The drug is also only for use by patients who can not tolerate other painkillers, or for whom other painkillers have failed or are expected to fail. The FDA commissioner has also taken an unusual stance by saying that he wants more authority for the agency to consider similar drugs in the market which would make it easier for the agency to turn down applications for opioids in the future.

Also on Friday, the Drug Enforcement Administration released a report showing that prescription drugs were responsible for the most overdose deaths of any illicit drugs since 2001.

The chair of an FDA advisory panel that considered whether the drug should be approved, Dr. Raeford Brown, called it a "danger to the general public health" last month.

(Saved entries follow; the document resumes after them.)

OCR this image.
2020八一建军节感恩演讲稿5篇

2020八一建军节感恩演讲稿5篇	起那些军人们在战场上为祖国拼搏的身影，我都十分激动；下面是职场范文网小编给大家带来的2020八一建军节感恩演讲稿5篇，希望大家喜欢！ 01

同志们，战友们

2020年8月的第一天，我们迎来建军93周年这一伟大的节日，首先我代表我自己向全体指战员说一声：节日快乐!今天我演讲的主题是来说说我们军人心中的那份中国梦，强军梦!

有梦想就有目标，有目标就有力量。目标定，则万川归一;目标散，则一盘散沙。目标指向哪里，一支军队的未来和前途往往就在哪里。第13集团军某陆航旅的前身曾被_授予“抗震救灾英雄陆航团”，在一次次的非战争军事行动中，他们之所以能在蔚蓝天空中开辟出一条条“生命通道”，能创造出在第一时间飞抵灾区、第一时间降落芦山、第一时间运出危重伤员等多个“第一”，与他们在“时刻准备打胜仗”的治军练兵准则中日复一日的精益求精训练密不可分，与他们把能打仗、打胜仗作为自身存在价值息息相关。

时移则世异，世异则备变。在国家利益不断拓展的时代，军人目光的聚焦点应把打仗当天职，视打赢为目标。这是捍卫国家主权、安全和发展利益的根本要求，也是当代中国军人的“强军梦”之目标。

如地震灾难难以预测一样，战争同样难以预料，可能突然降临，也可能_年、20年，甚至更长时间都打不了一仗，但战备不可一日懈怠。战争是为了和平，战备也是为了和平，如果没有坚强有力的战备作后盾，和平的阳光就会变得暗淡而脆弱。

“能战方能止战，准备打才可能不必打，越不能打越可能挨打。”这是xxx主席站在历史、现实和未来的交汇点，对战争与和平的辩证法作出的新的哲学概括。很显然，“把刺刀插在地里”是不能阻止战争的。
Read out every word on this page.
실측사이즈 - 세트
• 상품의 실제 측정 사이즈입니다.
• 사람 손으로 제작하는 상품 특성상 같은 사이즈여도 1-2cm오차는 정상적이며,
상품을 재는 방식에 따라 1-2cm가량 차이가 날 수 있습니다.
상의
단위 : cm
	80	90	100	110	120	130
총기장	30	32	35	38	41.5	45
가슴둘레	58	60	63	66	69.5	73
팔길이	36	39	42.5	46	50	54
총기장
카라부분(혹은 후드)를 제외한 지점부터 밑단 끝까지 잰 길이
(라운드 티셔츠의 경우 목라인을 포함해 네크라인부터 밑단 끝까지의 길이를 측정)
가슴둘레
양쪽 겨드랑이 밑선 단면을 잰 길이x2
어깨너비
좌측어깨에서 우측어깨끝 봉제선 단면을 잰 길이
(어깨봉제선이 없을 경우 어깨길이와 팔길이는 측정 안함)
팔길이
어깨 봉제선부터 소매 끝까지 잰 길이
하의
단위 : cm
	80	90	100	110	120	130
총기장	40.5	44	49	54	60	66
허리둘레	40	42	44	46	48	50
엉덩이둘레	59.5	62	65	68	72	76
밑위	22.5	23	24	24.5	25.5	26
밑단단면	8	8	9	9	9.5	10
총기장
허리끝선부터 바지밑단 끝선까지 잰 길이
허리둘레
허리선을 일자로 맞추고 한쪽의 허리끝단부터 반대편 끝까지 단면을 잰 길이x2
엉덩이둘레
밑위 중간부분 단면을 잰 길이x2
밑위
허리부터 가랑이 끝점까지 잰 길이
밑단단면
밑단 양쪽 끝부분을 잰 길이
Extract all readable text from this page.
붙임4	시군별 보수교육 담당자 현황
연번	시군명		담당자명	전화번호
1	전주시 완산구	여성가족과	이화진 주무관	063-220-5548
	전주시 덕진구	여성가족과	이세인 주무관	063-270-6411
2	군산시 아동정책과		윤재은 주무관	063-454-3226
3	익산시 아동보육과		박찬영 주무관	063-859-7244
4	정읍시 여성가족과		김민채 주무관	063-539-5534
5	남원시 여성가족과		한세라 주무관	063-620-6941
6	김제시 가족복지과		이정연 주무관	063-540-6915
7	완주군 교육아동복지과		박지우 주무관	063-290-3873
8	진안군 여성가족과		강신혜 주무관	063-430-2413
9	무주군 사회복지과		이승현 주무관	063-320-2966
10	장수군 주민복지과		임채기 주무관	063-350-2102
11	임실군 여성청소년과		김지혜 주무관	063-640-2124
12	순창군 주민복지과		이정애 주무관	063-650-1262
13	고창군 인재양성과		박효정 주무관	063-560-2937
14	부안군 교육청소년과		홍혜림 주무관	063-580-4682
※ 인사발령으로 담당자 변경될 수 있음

Sidney Wolfe of Public Citizen's Health Research Group, a consumer group, called Gottlieb's statement "empty rhetoric" and said the agency missed a big opportunity when it approved the pill. "The FDA has implemented a REMS that reflects the potential risks associated with this product and mandates that Dsuvia will only be made available for use in a certified medically-supervised heath care setting, including its use on the battlefield". Preliminary figures show more than 72,000 people died in 2017 from drug overdoses across the country.

The statement noted the benefit the drug could have for soldiers injured on the battlefield. She said caregivers can make these mistakes as they calculate the amount of clear liquid painkillers such as morphine to administer intravenously. A spokeswoman said the company is not providing information on expected sales. The study demonstrated that patients receiving the drug experienced significantly greater pain reduction versus placebo over the first 12 hours post-treatment.